Morning Thanks

Garrison Keillor once said we'd all be better off if we all started the day by giving thanks for just one thing. I'll try.

Sunday, January 16, 2022

SUnday Morning Meds--Babes and sucklings


Woolarak Museum, Oklahoma

“Out of the mouth of babes and sucklings
hast thou ordained strength. . .” Psalm 8:2

It’s amazing how much can be mined from a single line of words, especially when those words are considered “the Word of God.” When a book has been poured over by as many people for as many years as the Bible has, interpretations abound. What exactly did David mean by verse two anyway?
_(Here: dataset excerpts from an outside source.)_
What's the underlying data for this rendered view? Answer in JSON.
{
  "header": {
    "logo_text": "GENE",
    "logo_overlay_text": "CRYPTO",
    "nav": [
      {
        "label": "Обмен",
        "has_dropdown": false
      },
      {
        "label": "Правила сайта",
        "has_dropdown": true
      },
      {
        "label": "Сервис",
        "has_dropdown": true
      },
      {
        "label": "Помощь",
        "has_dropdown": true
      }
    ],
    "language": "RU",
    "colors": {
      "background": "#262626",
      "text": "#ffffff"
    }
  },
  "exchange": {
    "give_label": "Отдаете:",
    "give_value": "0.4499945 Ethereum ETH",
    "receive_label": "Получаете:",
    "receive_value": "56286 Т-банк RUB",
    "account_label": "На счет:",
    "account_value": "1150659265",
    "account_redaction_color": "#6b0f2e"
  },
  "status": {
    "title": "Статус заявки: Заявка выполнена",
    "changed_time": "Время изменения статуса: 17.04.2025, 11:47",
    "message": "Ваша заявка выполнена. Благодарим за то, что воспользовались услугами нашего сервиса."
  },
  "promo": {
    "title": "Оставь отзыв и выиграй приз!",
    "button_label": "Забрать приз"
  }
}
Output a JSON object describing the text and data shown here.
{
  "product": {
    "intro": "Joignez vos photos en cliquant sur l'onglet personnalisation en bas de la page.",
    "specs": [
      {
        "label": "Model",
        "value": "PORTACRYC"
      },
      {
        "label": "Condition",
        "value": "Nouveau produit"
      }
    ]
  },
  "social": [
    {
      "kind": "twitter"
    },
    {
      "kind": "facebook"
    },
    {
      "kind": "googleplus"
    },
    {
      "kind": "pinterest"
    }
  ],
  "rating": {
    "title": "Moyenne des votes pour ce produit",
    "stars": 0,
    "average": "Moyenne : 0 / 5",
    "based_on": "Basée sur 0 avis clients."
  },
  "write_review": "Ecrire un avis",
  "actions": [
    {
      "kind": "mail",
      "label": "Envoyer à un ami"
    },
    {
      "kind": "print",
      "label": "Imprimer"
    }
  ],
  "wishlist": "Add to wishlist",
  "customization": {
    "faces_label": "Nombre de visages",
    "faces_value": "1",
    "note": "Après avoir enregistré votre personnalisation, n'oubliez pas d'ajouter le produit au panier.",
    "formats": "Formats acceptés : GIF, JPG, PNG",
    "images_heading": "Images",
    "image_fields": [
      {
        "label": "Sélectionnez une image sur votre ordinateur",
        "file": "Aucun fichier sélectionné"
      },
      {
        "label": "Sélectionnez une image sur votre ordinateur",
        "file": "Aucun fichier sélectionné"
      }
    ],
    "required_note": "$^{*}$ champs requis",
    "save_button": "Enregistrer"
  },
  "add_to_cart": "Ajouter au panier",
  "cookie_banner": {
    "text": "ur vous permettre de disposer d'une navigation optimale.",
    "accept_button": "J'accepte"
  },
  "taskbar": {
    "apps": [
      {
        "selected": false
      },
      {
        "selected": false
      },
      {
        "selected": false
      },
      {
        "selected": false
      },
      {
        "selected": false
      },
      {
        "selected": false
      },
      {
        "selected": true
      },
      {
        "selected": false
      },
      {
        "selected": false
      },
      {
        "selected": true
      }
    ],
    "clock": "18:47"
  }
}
First, a musical answer—a sound bite. Anyone who has ever watched a dozen kindergartners wail away on “Jesus Loves Me” knows something of what this verse intends. A bunch of kids can preach a momentous sermon without once consulting a concordance or even a pitch pipe; all they have to do is look earnest and beller, and we all get blessed.

Art Linkletter made a career out a television show that’s been off the air for decades, a show that can be described by its title—“Kids Say the Darndest Things.” Ask any available grandparent, and you’ll likely get a half-dozen stories recounting the shockingly insightful off-the-cuff comments of ordinary pre-schoolers.

Surely, there’s some of all of that in verse two of Psalm 8.

Christ himself more than occasionally admonished his followers that, when it came to faith, they should all be like kids—simple, uncritical, accepting. Childlike faith has to be somewhere at the heart of David’s intent.

John Calvin thought there was something else at work here in this line, an appreciation of the miracle of life itself as it is given to us from the hand of the Creator. What he wanted us to notice is that babies, the moment they are born, are already sucking; they don’t need to be taught because they already doing the only thing they need to do to get the only thing they need, another miracle—breast milk. In the broadest sense, that is providence—and that, Calvin claimed, is simply miraculous. A nursing child is proof of a loving God, a Creator/Father of incredible magnificence, power, and love.

Sounds right too.

A while ago, in church, a woman stood up before we prayed, and told us that her granddaughter, her only grandchild, had been taken off the continuous IV she’d been on since being born six weeks premature at just two pounds. She was not much more than a handful of precarious life. This darling child, the woman said, was now way up to three pounds, and—can you believe it?—taking a bottle for the first time.

The poet/king had no notion of the United States, nor any dream of a little prairie place called the Sioux County, Iowa. He could not have imagined the church we worshipped in yesterday or clothes people wore. He would have been astounded by the child’s life, her coming as premature as she did; that beloved granddaughter wouldn’t be alive if we were Israel, B.C.

But when I heard that young grandma boldly announce her joy to all the rest of us, I told myself that that woman understood Psalm 8:2 in a way that’s entirely her own: “From the lips of children and infants you have ordained praise.”

That Sunday, in our church, no one understood what that verse means better than she did, I’m sure.